Leaders who choose to see uncertainty as an opportunity will be leaders who preside over businesses that not only survive but thrive in the years ahead.
In 1998, researchers at the University of Wisconsin surveyed 30,000 Americans, asking them two questions. How much stress have you experienced over the past year? And do you think that stress is bad for you? They then tracked the respondents for the next eight years. Here’s what they found. Those that reported experiencing high levels of stress were 43% more likely to die, but only if they also believed that stress was harmful. In fact, individuals who experienced high levels of stress but who didn’t believe stress was harmful had the lowest risk of dying, lower than even those who experienced low levels of stress and believed in the harmful effects of stress.

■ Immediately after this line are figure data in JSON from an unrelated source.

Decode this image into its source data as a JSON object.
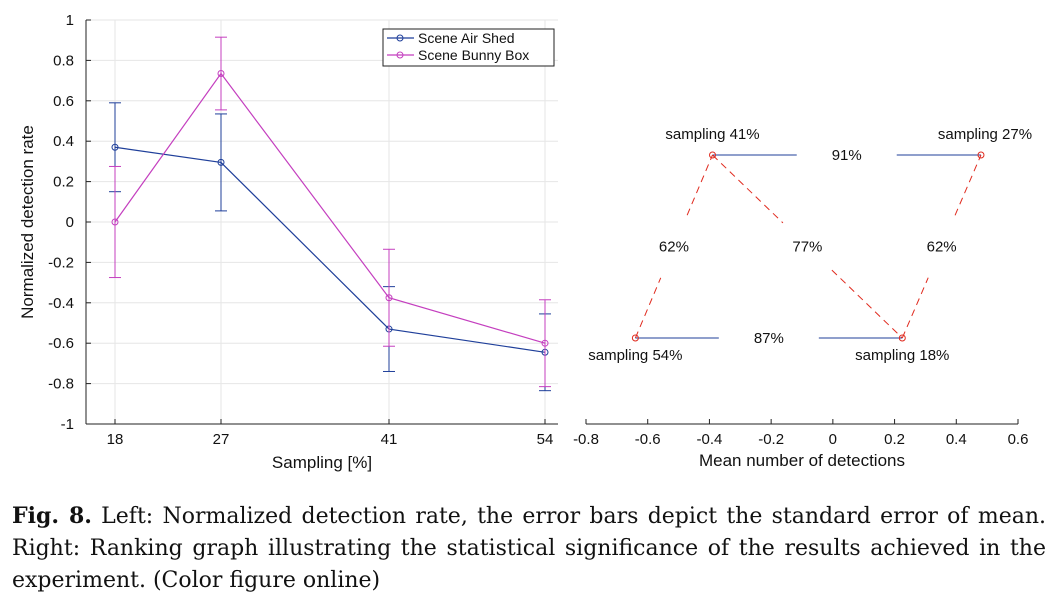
{
  "chart_data": [
    {
      "type": "line",
      "x_categories": [
        "18",
        "27",
        "41",
        "54"
      ],
      "x": [
        18,
        27,
        41,
        54
      ],
      "xlabel": "Sampling [%]",
      "ylabel": "Normalized detection rate",
      "ylim": [
        -1,
        1
      ],
      "yticks": [
        "-1",
        "-0.8",
        "-0.6",
        "-0.4",
        "-0.2",
        "0",
        "0.2",
        "0.4",
        "0.6",
        "0.8",
        "1"
      ],
      "grid": true,
      "legend_position": "top-right",
      "series": [
        {
          "name": "Scene Air Shed",
          "color": "#1f3f9a",
          "y": [
            0.37,
            0.295,
            -0.53,
            -0.645
          ],
          "error": [
            0.22,
            0.24,
            0.21,
            0.19
          ]
        },
        {
          "name": "Scene Bunny Box",
          "color": "#c43fbf",
          "y": [
            0.0,
            0.735,
            -0.375,
            -0.6
          ],
          "error": [
            0.275,
            0.18,
            0.24,
            0.215
          ]
        }
      ]
    },
    {
      "type": "graph",
      "xlabel": "Mean number of detections",
      "xlim": [
        -0.8,
        0.6
      ],
      "xticks": [
        "-0.8",
        "-0.6",
        "-0.4",
        "-0.2",
        "0",
        "0.2",
        "0.4",
        "0.6"
      ],
      "nodes": [
        {
          "label": "sampling 41%",
          "x": -0.39
        },
        {
          "label": "sampling 27%",
          "x": 0.48
        },
        {
          "label": "sampling 54%",
          "x": -0.64
        },
        {
          "label": "sampling 18%",
          "x": 0.225
        }
      ],
      "edges": [
        {
          "from": "sampling 41%",
          "to": "sampling 27%",
          "label": "91%",
          "style": "solid",
          "color": "#1f3f9a"
        },
        {
          "from": "sampling 54%",
          "to": "sampling 18%",
          "label": "87%",
          "style": "solid",
          "color": "#1f3f9a"
        },
        {
          "from": "sampling 54%",
          "to": "sampling 41%",
          "label": "62%",
          "style": "dashed",
          "color": "#e02a1e"
        },
        {
          "from": "sampling 41%",
          "to": "sampling 18%",
          "label": "77%",
          "style": "dashed",
          "color": "#e02a1e"
        },
        {
          "from": "sampling 18%",
          "to": "sampling 27%",
          "label": "62%",
          "style": "dashed",
          "color": "#e02a1e"
        }
      ]
    }
  ],
  "caption": {
    "label": "Fig. 8.",
    "text": " Left: Normalized detection rate, the error bars depict the standard error of mean. Right: Ranking graph illustrating the statistical significance of the results achieved in the experiment. (Color figure online)"
  }
}
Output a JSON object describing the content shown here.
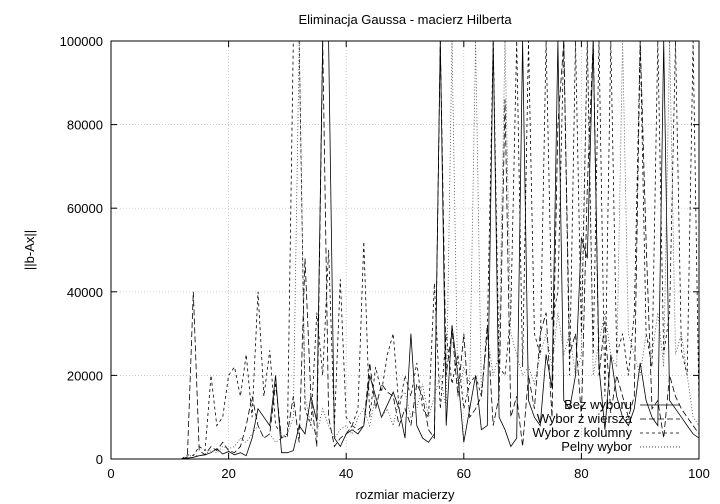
{
  "chart_data": {
    "type": "line",
    "title": "Eliminacja Gaussa - macierz Hilberta",
    "xlabel": "rozmiar macierzy",
    "ylabel": "||b-Ax||",
    "xlim": [
      0,
      100
    ],
    "ylim": [
      0,
      100000
    ],
    "x_ticks": [
      0,
      20,
      40,
      60,
      80,
      100
    ],
    "y_ticks": [
      0,
      20000,
      40000,
      60000,
      80000,
      100000
    ],
    "grid": true,
    "legend_position": "bottom-right",
    "series": [
      {
        "name": "Bez wyboru",
        "dash": "solid",
        "x": [
          12,
          13,
          14,
          15,
          16,
          17,
          18,
          19,
          20,
          21,
          22,
          23,
          24,
          25,
          26,
          27,
          28,
          29,
          30,
          31,
          32,
          33,
          34,
          35,
          36,
          37,
          38,
          39,
          40,
          41,
          42,
          43,
          44,
          45,
          46,
          47,
          48,
          49,
          50,
          51,
          52,
          53,
          54,
          55,
          56,
          57,
          58,
          59,
          60,
          61,
          62,
          63,
          64,
          65,
          66,
          67,
          68,
          69,
          70,
          71,
          72,
          73,
          74,
          75,
          76,
          77,
          78,
          79,
          80,
          81,
          82,
          83,
          84,
          85,
          86,
          87,
          88,
          89,
          90,
          91,
          92,
          93,
          94,
          95,
          96,
          97,
          98,
          99,
          100
        ],
        "y": [
          0,
          200,
          400,
          800,
          1000,
          1500,
          2500,
          1200,
          1800,
          1000,
          1500,
          800,
          5000,
          12000,
          10000,
          8000,
          20000,
          1500,
          1500,
          2000,
          8000,
          6000,
          15000,
          9000,
          100000,
          100000,
          5000,
          3000,
          6000,
          7000,
          6000,
          8000,
          20000,
          15000,
          10000,
          13000,
          16000,
          12000,
          5000,
          30000,
          8000,
          5000,
          4000,
          6000,
          100000,
          8000,
          32000,
          20000,
          4000,
          12000,
          20000,
          7000,
          8000,
          100000,
          10000,
          7000,
          3000,
          5000,
          100000,
          14000,
          10000,
          8000,
          25000,
          17000,
          100000,
          14000,
          12000,
          20000,
          53000,
          48000,
          100000,
          22000,
          7000,
          25000,
          15000,
          10000,
          8000,
          12000,
          23000,
          14000,
          10000,
          8000,
          100000,
          14000,
          12000,
          10000,
          8000,
          6000,
          5000
        ]
      },
      {
        "name": "Wybor z wiersza",
        "dash": "dashed",
        "x": [
          12,
          13,
          14,
          15,
          16,
          17,
          18,
          19,
          20,
          21,
          22,
          23,
          24,
          25,
          26,
          27,
          28,
          29,
          30,
          31,
          32,
          33,
          34,
          35,
          36,
          37,
          38,
          39,
          40,
          41,
          42,
          43,
          44,
          45,
          46,
          47,
          48,
          49,
          50,
          51,
          52,
          53,
          54,
          55,
          56,
          57,
          58,
          59,
          60,
          61,
          62,
          63,
          64,
          65,
          66,
          67,
          68,
          69,
          70,
          71,
          72,
          73,
          74,
          75,
          76,
          77,
          78,
          79,
          80,
          81,
          82,
          83,
          84,
          85,
          86,
          87,
          88,
          89,
          90,
          91,
          92,
          93,
          94,
          95,
          96,
          97,
          98,
          99,
          100
        ],
        "y": [
          0,
          500,
          40000,
          2000,
          1000,
          3000,
          2000,
          4000,
          2000,
          1500,
          3000,
          8000,
          15000,
          8000,
          5000,
          6000,
          18000,
          5000,
          6000,
          15000,
          4000,
          48000,
          15000,
          3000,
          100000,
          10000,
          3000,
          5000,
          6000,
          8000,
          7000,
          8000,
          23000,
          12000,
          18000,
          16000,
          15000,
          8000,
          12000,
          8000,
          18000,
          15000,
          7000,
          5000,
          100000,
          20000,
          31000,
          15000,
          30000,
          10000,
          12000,
          15000,
          32000,
          8000,
          15000,
          86000,
          10000,
          15000,
          3000,
          20000,
          12000,
          30000,
          35000,
          10000,
          80000,
          100000,
          25000,
          30000,
          10000,
          65000,
          100000,
          20000,
          33000,
          11000,
          20000,
          15000,
          10000,
          15000,
          100000,
          52000,
          12000,
          14000,
          5000,
          20000,
          15000,
          12000,
          10000,
          8000,
          6000
        ]
      },
      {
        "name": "Wybor z kolumny",
        "dash": "short-dash",
        "x": [
          12,
          13,
          14,
          15,
          16,
          17,
          18,
          19,
          20,
          21,
          22,
          23,
          24,
          25,
          26,
          27,
          28,
          29,
          30,
          31,
          32,
          33,
          34,
          35,
          36,
          37,
          38,
          39,
          40,
          41,
          42,
          43,
          44,
          45,
          46,
          47,
          48,
          49,
          50,
          51,
          52,
          53,
          54,
          55,
          56,
          57,
          58,
          59,
          60,
          61,
          62,
          63,
          64,
          65,
          66,
          67,
          68,
          69,
          70,
          71,
          72,
          73,
          74,
          75,
          76,
          77,
          78,
          79,
          80,
          81,
          82,
          83,
          84,
          85,
          86,
          87,
          88,
          89,
          90,
          91,
          92,
          93,
          94,
          95,
          96,
          97,
          98,
          99,
          100
        ],
        "y": [
          0,
          1000,
          800,
          3000,
          2000,
          20000,
          8000,
          10000,
          20000,
          22000,
          15000,
          25000,
          10000,
          40000,
          15000,
          26000,
          8000,
          6000,
          5000,
          100000,
          100000,
          12000,
          8000,
          35000,
          20000,
          50000,
          8000,
          43000,
          10000,
          8000,
          12000,
          52000,
          10000,
          22000,
          16000,
          25000,
          30000,
          12000,
          20000,
          15000,
          23000,
          12000,
          10000,
          42000,
          12000,
          30000,
          18000,
          25000,
          12000,
          18000,
          20000,
          15000,
          30000,
          100000,
          22000,
          20000,
          35000,
          100000,
          22000,
          100000,
          30000,
          25000,
          100000,
          33000,
          40000,
          100000,
          20000,
          100000,
          30000,
          100000,
          25000,
          100000,
          15000,
          100000,
          25000,
          30000,
          20000,
          35000,
          100000,
          30000,
          22000,
          100000,
          25000,
          35000,
          100000,
          26000,
          20000,
          100000,
          12000
        ]
      },
      {
        "name": "Pelny wybor",
        "dash": "dotted",
        "x": [
          12,
          13,
          14,
          15,
          16,
          17,
          18,
          19,
          20,
          21,
          22,
          23,
          24,
          25,
          26,
          27,
          28,
          29,
          30,
          31,
          32,
          33,
          34,
          35,
          36,
          37,
          38,
          39,
          40,
          41,
          42,
          43,
          44,
          45,
          46,
          47,
          48,
          49,
          50,
          51,
          52,
          53,
          54,
          55,
          56,
          57,
          58,
          59,
          60,
          61,
          62,
          63,
          64,
          65,
          66,
          67,
          68,
          69,
          70,
          71,
          72,
          73,
          74,
          75,
          76,
          77,
          78,
          79,
          80,
          81,
          82,
          83,
          84,
          85,
          86,
          87,
          88,
          89,
          90,
          91,
          92,
          93,
          94,
          95,
          96,
          97,
          98,
          99,
          100
        ],
        "y": [
          0,
          500,
          1000,
          800,
          1200,
          2000,
          1500,
          3000,
          2500,
          3000,
          5000,
          4000,
          6000,
          8000,
          5000,
          6000,
          4000,
          5000,
          6000,
          10000,
          100000,
          15000,
          8000,
          6000,
          12000,
          8000,
          5000,
          7000,
          8000,
          6000,
          10000,
          12000,
          8000,
          15000,
          10000,
          12000,
          8000,
          14000,
          16000,
          10000,
          12000,
          18000,
          10000,
          15000,
          20000,
          12000,
          100000,
          15000,
          22000,
          18000,
          100000,
          15000,
          30000,
          20000,
          25000,
          100000,
          30000,
          25000,
          20000,
          22000,
          18000,
          25000,
          30000,
          22000,
          35000,
          25000,
          30000,
          20000,
          25000,
          100000,
          20000,
          28000,
          35000,
          25000,
          22000,
          100000,
          30000,
          25000,
          20000,
          30000,
          25000,
          35000,
          22000,
          100000,
          25000,
          30000,
          20000,
          10000,
          8000
        ]
      }
    ]
  }
}
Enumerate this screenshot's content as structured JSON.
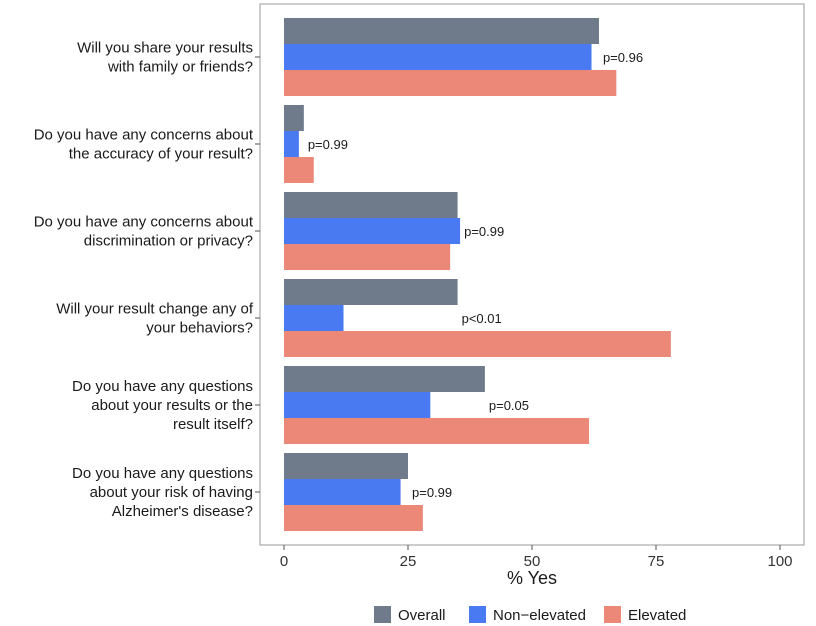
{
  "chart_data": {
    "type": "bar",
    "orientation": "horizontal",
    "xlabel": "% Yes",
    "xlim": [
      0,
      100
    ],
    "xticks": [
      0,
      25,
      50,
      75,
      100
    ],
    "grid": false,
    "legend_position": "bottom",
    "categories": [
      [
        "Will you share your results",
        "with family or friends?"
      ],
      [
        "Do you have any concerns about",
        "the accuracy of your result?"
      ],
      [
        "Do you have any concerns about",
        "discrimination or privacy?"
      ],
      [
        "Will your result change any of",
        "your behaviors?"
      ],
      [
        "Do you have any questions",
        "about your results or the",
        "result itself?"
      ],
      [
        "Do you have any questions",
        "about your risk of having",
        "Alzheimer's disease?"
      ]
    ],
    "series": [
      {
        "name": "Overall",
        "color": "#6f7b8a",
        "values": [
          63.5,
          4,
          35,
          35,
          40.5,
          25
        ]
      },
      {
        "name": "Non−elevated",
        "color": "#4a7af2",
        "values": [
          62,
          3,
          35.5,
          12,
          29.5,
          23.5
        ]
      },
      {
        "name": "Elevated",
        "color": "#ec8878",
        "values": [
          67,
          6,
          33.5,
          78,
          61.5,
          28
        ]
      }
    ],
    "annotations": [
      "p=0.96",
      "p=0.99",
      "p=0.99",
      "p<0.01",
      "p=0.05",
      "p=0.99"
    ]
  }
}
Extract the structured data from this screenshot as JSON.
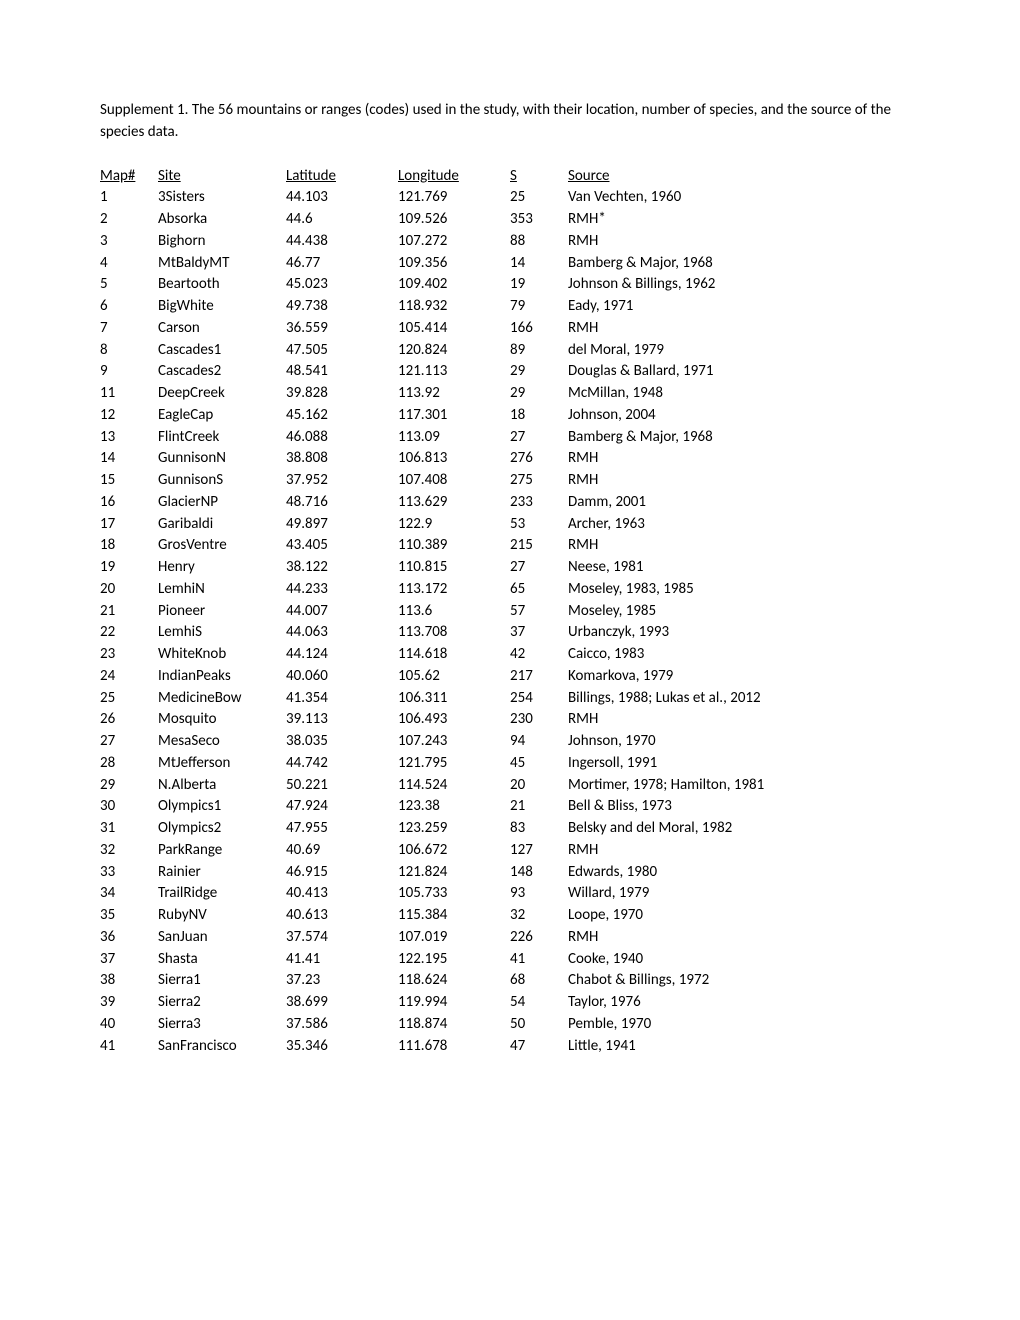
{
  "caption": "Supplement 1.  The 56 mountains or ranges (codes) used in the study, with their location, number of species, and the source of the species data.",
  "columns": [
    "Map#",
    "Site",
    "Latitude",
    "Longitude",
    "S",
    "Source"
  ],
  "rows": [
    [
      "1",
      "3Sisters",
      "44.103",
      "121.769",
      "25",
      "Van Vechten, 1960"
    ],
    [
      "2",
      "Absorka",
      "44.6",
      "109.526",
      "353",
      "RMH*"
    ],
    [
      "3",
      "Bighorn",
      "44.438",
      "107.272",
      "88",
      "RMH"
    ],
    [
      "4",
      "MtBaldyMT",
      "46.77",
      "109.356",
      "14",
      "Bamberg & Major, 1968"
    ],
    [
      "5",
      "Beartooth",
      "45.023",
      "109.402",
      "19",
      "Johnson & Billings, 1962"
    ],
    [
      "6",
      "BigWhite",
      "49.738",
      "118.932",
      "79",
      "Eady, 1971"
    ],
    [
      "7",
      "Carson",
      "36.559",
      "105.414",
      "166",
      "RMH"
    ],
    [
      "8",
      "Cascades1",
      "47.505",
      "120.824",
      "89",
      "del Moral, 1979"
    ],
    [
      "9",
      "Cascades2",
      "48.541",
      "121.113",
      "29",
      "Douglas & Ballard, 1971"
    ],
    [
      "11",
      "DeepCreek",
      "39.828",
      "113.92",
      "29",
      "McMillan, 1948"
    ],
    [
      "12",
      "EagleCap",
      "45.162",
      "117.301",
      "18",
      "Johnson, 2004"
    ],
    [
      "13",
      "FlintCreek",
      "46.088",
      "113.09",
      "27",
      "Bamberg & Major, 1968"
    ],
    [
      "14",
      "GunnisonN",
      "38.808",
      "106.813",
      "276",
      "RMH"
    ],
    [
      "15",
      "GunnisonS",
      "37.952",
      "107.408",
      "275",
      "RMH"
    ],
    [
      "16",
      "GlacierNP",
      "48.716",
      "113.629",
      "233",
      "Damm, 2001"
    ],
    [
      "17",
      "Garibaldi",
      "49.897",
      "122.9",
      "53",
      "Archer, 1963"
    ],
    [
      "18",
      "GrosVentre",
      "43.405",
      "110.389",
      "215",
      "RMH"
    ],
    [
      "19",
      "Henry",
      "38.122",
      "110.815",
      "27",
      "Neese, 1981"
    ],
    [
      "20",
      "LemhiN",
      "44.233",
      "113.172",
      "65",
      "Moseley, 1983, 1985"
    ],
    [
      "21",
      "Pioneer",
      "44.007",
      "113.6",
      "57",
      "Moseley, 1985"
    ],
    [
      "22",
      "LemhiS",
      "44.063",
      "113.708",
      "37",
      "Urbanczyk, 1993"
    ],
    [
      "23",
      "WhiteKnob",
      "44.124",
      "114.618",
      "42",
      "Caicco, 1983"
    ],
    [
      "24",
      "IndianPeaks",
      "40.060",
      "105.62",
      "217",
      "Komarkova, 1979"
    ],
    [
      "25",
      "MedicineBow",
      "41.354",
      "106.311",
      "254",
      "Billings, 1988; Lukas et al., 2012"
    ],
    [
      "26",
      "Mosquito",
      "39.113",
      "106.493",
      "230",
      "RMH"
    ],
    [
      "27",
      "MesaSeco",
      "38.035",
      "107.243",
      "94",
      "Johnson, 1970"
    ],
    [
      "28",
      "MtJefferson",
      "44.742",
      "121.795",
      "45",
      "Ingersoll, 1991"
    ],
    [
      "29",
      "N.Alberta",
      "50.221",
      "114.524",
      "20",
      "Mortimer, 1978; Hamilton, 1981"
    ],
    [
      "30",
      "Olympics1",
      "47.924",
      "123.38",
      "21",
      "Bell & Bliss, 1973"
    ],
    [
      "31",
      "Olympics2",
      "47.955",
      "123.259",
      "83",
      "Belsky and del Moral, 1982"
    ],
    [
      "32",
      "ParkRange",
      "40.69",
      "106.672",
      "127",
      "RMH"
    ],
    [
      "33",
      "Rainier",
      "46.915",
      "121.824",
      "148",
      "Edwards, 1980"
    ],
    [
      "34",
      "TrailRidge",
      "40.413",
      "105.733",
      "93",
      "Willard, 1979"
    ],
    [
      "35",
      "RubyNV",
      "40.613",
      "115.384",
      "32",
      "Loope, 1970"
    ],
    [
      "36",
      "SanJuan",
      "37.574",
      "107.019",
      "226",
      "RMH"
    ],
    [
      "37",
      "Shasta",
      "41.41",
      "122.195",
      "41",
      "Cooke, 1940"
    ],
    [
      "38",
      "Sierra1",
      "37.23",
      "118.624",
      "68",
      "Chabot & Billings, 1972"
    ],
    [
      "39",
      "Sierra2",
      "38.699",
      "119.994",
      "54",
      "Taylor, 1976"
    ],
    [
      "40",
      "Sierra3",
      "37.586",
      "118.874",
      "50",
      "Pemble, 1970"
    ],
    [
      "41",
      "SanFrancisco",
      "35.346",
      "111.678",
      "47",
      "Little, 1941"
    ]
  ]
}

The researchers concluded that the roughly twenty thousand Americans who die each year due to stress were dying not from stress itself but from their belief about stress.
This study has profound implications for business leaders today. If we were to survey 30,000 business organizations this year and ask the same two questions, my guess is we would get similar results. Businesses are facing unprecedented amounts of stress and uncertainty. The leaders who choose to see this uncertainty as an opportunity will be those who preside over businesses that not only survive but thrive in the years ahead.
We live and act out of the meaning we give our circumstances. The stories we tell ourselves and others drive the actions we take and the results we get. Business leaders have the responsibility to consistently communicate a narrative that acknowledges the challenging reality of these times and, at the same time, articulates the very real possibility of getting stronger because of, not despite, the challenges we face. This is what Nassim Taleb meant when he gave us the term anti-fragile – the property of a system that increases in strength in response to stress.
If you’re leading a system right now, how would you answer the two questions regarding the stress that your organization is facing right now? What story are you telling yourself and your company? And what story would you need to tell to make the next twelve months the most rewarding of people’s lives? This is the primary responsibility of leadership right now. Many of the challenges you face are beyond your control. The story you tell about them and the corresponding actions you take are not.
Tuesday Tips
For more on the University of Wisconsin stress study, it’s worth watching Kelly McGonigal’s Ted Talk. McGonigal, a Stanford University psychologist, and lecturer, is considered the leading researcher on the subject.
If you’ve ever wondered about our current obsession with ourselves, you should check out Maria Popova’s invitation “Unselfing Social,” a 30-day experiment to “make the focus of one in every three things you share on social media. . . something other than yourself or your own work.”
Last week, I watched a terrific movie – Sound of Metal. I highly recommend it.